The government plans to cut the healthcare budget from this year's HUF 1.46 trillion (€5.44 billion) to HUF 1.39 trillion in 2012, daily Népszabadság reported on Friday, citing a recent government decree.
Further cuts are envisaged in 2013, when health care spending would be reduced to HUF 1.367 trillion, the paper said. Resident doctors and the government's healthcare advisors however have warned that cuts in spending would result in protests, doctors' resigning and leaving the country en masse, and ultimately in cuts in services.
"We do not see how the government will finance promised wage hikes for doctors," Levente Koppány Kovács, deputy chairman of the Association of Hungarian Resident Doctors told the paper. István Eger, president of the Hungarian Chamber of Doctors, said the situation was grave and that a comprehensive solution is needed.

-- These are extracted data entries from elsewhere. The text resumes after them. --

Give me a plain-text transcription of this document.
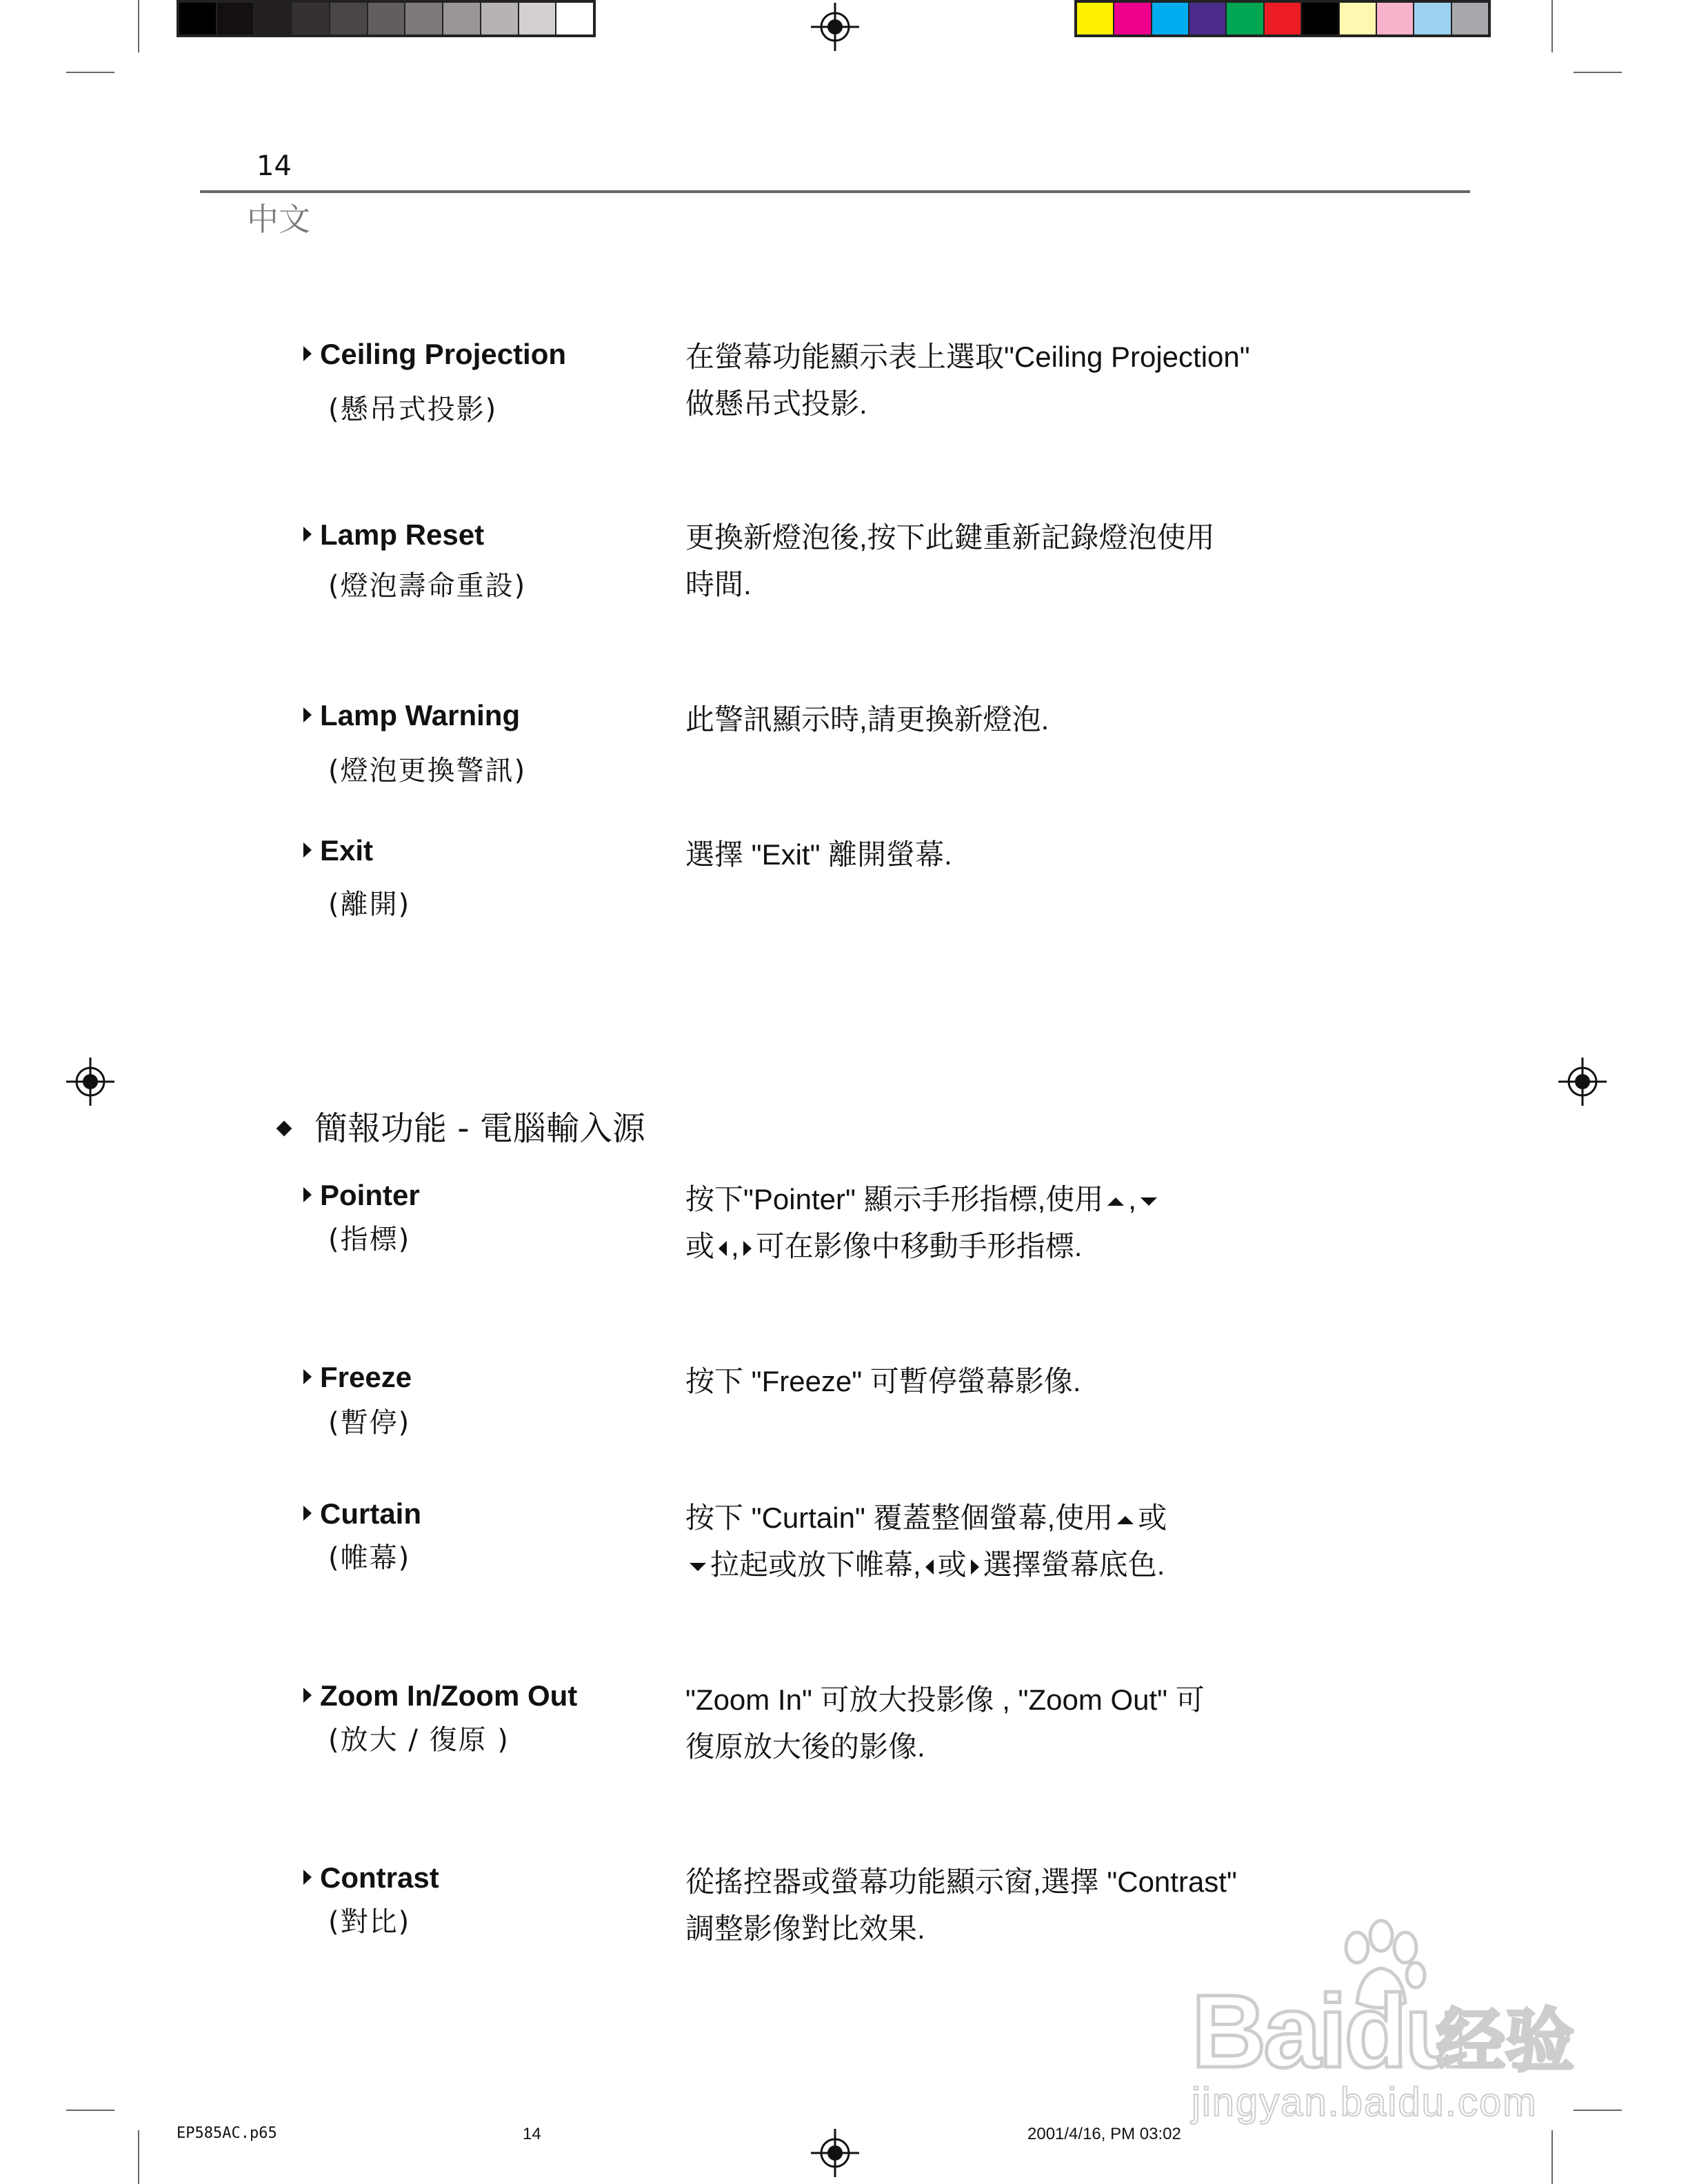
14
中文
Ceiling Projection
(懸吊式投影)
在螢幕功能顯示表上選取"Ceiling Projection"
做懸吊式投影.
Lamp Reset
(燈泡壽命重設)
更換新燈泡後,按下此鍵重新記錄燈泡使用
時間.
Lamp Warning
(燈泡更換警訊)
此警訊顯示時,請更換新燈泡.
Exit
(離開)
選擇 "Exit" 離開螢幕.
簡報功能 - 電腦輸入源
Pointer
(指標)
按下"Pointer" 顯示手形指標,使用 ,
或 , 可在影像中移動手形指標.
Freeze
(暫停)
按下 "Freeze" 可暫停螢幕影像.
Curtain
(帷幕)
按下 "Curtain" 覆蓋整個螢幕,使用 或
拉起或放下帷幕, 或 選擇螢幕底色.
Zoom In/Zoom Out
(放大 / 復原 )
"Zoom In" 可放大投影像 , "Zoom Out" 可
復原放大後的影像.
Contrast
(對比)
從搖控器或螢幕功能顯示窗,選擇 "Contrast"
調整影像對比效果.
Baidu
经验
jingyan.baidu.com
EP585AC.p65	14	2001/4/16, PM 03:02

He proposed that instead of today's health contributions, a consumption-based tax should be introduced to help finance healthcare.
Asked about an earlier government promise to raise healthcare spending to 5.9% of gross domestic product (GDP) by the end of their term in 2014, the state secretary in charge of healthcare told the paper the government would not implement cuts beyond those laid out in its economic Széll Kálmán Plan in 2012. He added that HUF 300 billion is expected to flow in from European Union funding next year, which will be topped up by a tax on healthcare products.